Longue de deux siècles et demi mais ça, ça le regarde pas. Il hoche la tête plus ou moins convaincu et me guide vers un cube de verre qui nous propulse en deux temps trois mouvements vers les hauteurs du tomatier. Enchevêtrement inextricable de branches épaisses et noueuses depuis lesquelles d’autres ramifications de plus en plus modestes plongent et se redressent, offrant leurs grappes multicolores aux mains expertes des récolteurs. À la sortie du cube, une espèce de boulevard, transparent lui aussi, façon « Grand Canyon Skywalk » sur lequel mon guide m’invite à avancer. Malade de vertige mais c’est ça ou redescendre aux patates, je m’exécute. Perchée sur son escabeau une cueilleuse se retourne sur notre passage.

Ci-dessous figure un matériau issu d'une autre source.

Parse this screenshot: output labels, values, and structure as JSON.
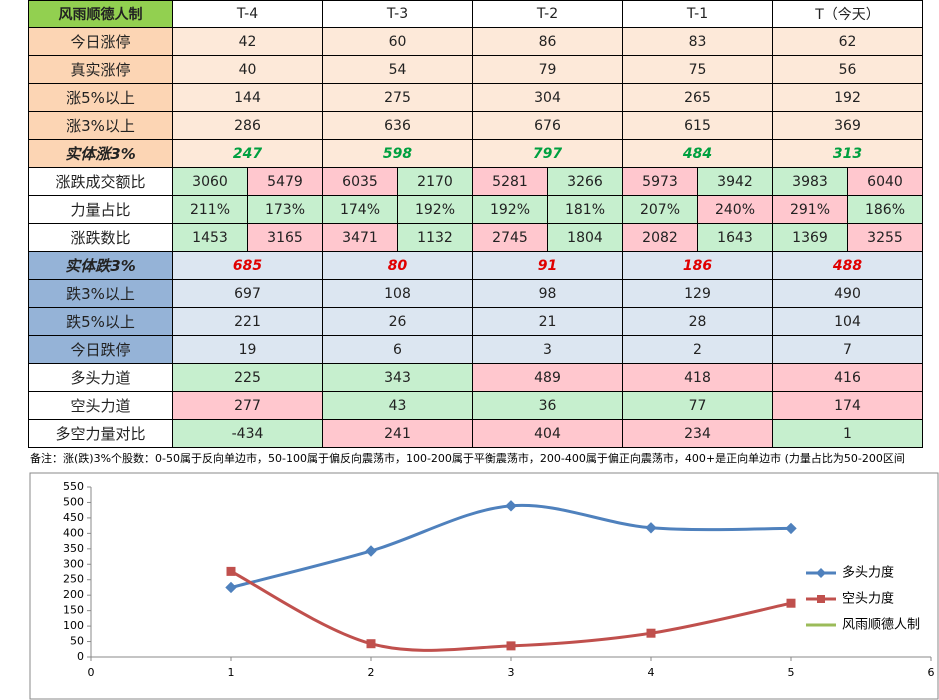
{
  "table": {
    "header": [
      "风雨顺德人制",
      "T-4",
      "T-3",
      "T-2",
      "T-1",
      "T（今天）"
    ],
    "rows": [
      {
        "label": "今日涨停",
        "cells": [
          42,
          60,
          86,
          83,
          62
        ]
      },
      {
        "label": "真实涨停",
        "cells": [
          40,
          54,
          79,
          75,
          56
        ]
      },
      {
        "label": "涨5%以上",
        "cells": [
          144,
          275,
          304,
          265,
          192
        ]
      },
      {
        "label": "涨3%以上",
        "cells": [
          286,
          636,
          676,
          615,
          369
        ]
      },
      {
        "label": "实体涨3%",
        "cells": [
          247,
          598,
          797,
          484,
          313
        ]
      },
      {
        "label": "涨跌成交额比",
        "cells": [
          [
            3060,
            5479
          ],
          [
            6035,
            2170
          ],
          [
            5281,
            3266
          ],
          [
            5973,
            3942
          ],
          [
            3983,
            6040
          ]
        ]
      },
      {
        "label": "力量占比",
        "cells": [
          [
            "211%",
            "173%"
          ],
          [
            "174%",
            "192%"
          ],
          [
            "192%",
            "181%"
          ],
          [
            "207%",
            "240%"
          ],
          [
            "291%",
            "186%"
          ]
        ]
      },
      {
        "label": "涨跌数比",
        "cells": [
          [
            1453,
            3165
          ],
          [
            3471,
            1132
          ],
          [
            2745,
            1804
          ],
          [
            2082,
            1643
          ],
          [
            1369,
            3255
          ]
        ]
      },
      {
        "label": "实体跌3%",
        "cells": [
          685,
          80,
          91,
          186,
          488
        ]
      },
      {
        "label": "跌3%以上",
        "cells": [
          697,
          108,
          98,
          129,
          490
        ]
      },
      {
        "label": "跌5%以上",
        "cells": [
          221,
          26,
          21,
          28,
          104
        ]
      },
      {
        "label": "今日跌停",
        "cells": [
          19,
          6,
          3,
          2,
          7
        ]
      },
      {
        "label": "多头力道",
        "cells": [
          225,
          343,
          489,
          418,
          416
        ]
      },
      {
        "label": "空头力道",
        "cells": [
          277,
          43,
          36,
          77,
          174
        ]
      },
      {
        "label": "多空力量对比",
        "cells": [
          -434,
          241,
          404,
          234,
          1
        ]
      }
    ],
    "note": "备注：涨(跌)3%个股数：0-50属于反向单边市，50-100属于偏反向震荡市，100-200属于平衡震荡市，200-400属于偏正向震荡市，400+是正向单边市 (力量占比为50-200区间"
  },
  "chart_data": {
    "type": "line",
    "x": [
      1,
      2,
      3,
      4,
      5
    ],
    "series": [
      {
        "name": "多头力度",
        "color": "#4f81bd",
        "values": [
          225,
          343,
          489,
          418,
          416
        ]
      },
      {
        "name": "空头力度",
        "color": "#c0504d",
        "values": [
          277,
          43,
          36,
          77,
          174
        ]
      },
      {
        "name": "风雨顺德人制",
        "color": "#9bbb59",
        "values": [
          null,
          null,
          null,
          null,
          null
        ]
      }
    ],
    "xlim": [
      0,
      6
    ],
    "xticks": [
      0,
      1,
      2,
      3,
      4,
      5,
      6
    ],
    "ylim": [
      0,
      550
    ],
    "yticks": [
      0,
      50,
      100,
      150,
      200,
      250,
      300,
      350,
      400,
      450,
      500,
      550
    ],
    "legend": "right",
    "smooth": true
  }
}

– Salut Tyler, on en est où de mon augmentation ?

– Demande au kyste. Tu te renseigneras pour la mienne par la même occasion.

Il ponctue sa vanne d’une main au cul franche et massive. En représailles, la cueilleuse fait mine de lui balancer le fruit gorgé de jus qu’elle tient dans son gant en caoutchouc mais Tyler est déjà loin. Je le rattrape alors que, téléphone à la main, il compose le code d’ouverture d’une petite porte grillagée, à peine visible entre les branches.

Danger ! Clôture sous tension

Accès réservé aux auxiliaires de maintenance

 La diode de la serrure clignote. La porte s’ouvre. On entre.

– Attention la tête !

Tyler Jérôme referme soigneusement derrière nous. On navigue au jugé dans une jungle obscure, évitant comme on peut les mastra tentacules végétaux qui obstruent le passage. Le puits de lumière pourtant pas loin au-dessus peut pas grand-chose contre l’épaisseur de la canopée.

– Bienvenue à Bornéo !

Après trente secondes de parcours du guérillero on arrive à un étroit escalier descendant. Jérôme baisse la tête pour pas se prendre la poutre rouillée qui barre la première marche. Passé de l’autre côté il se retourne.

– Reste là. Je descends dire à Valbueno que t’es arrivé. J’en ai pas pour longtemps.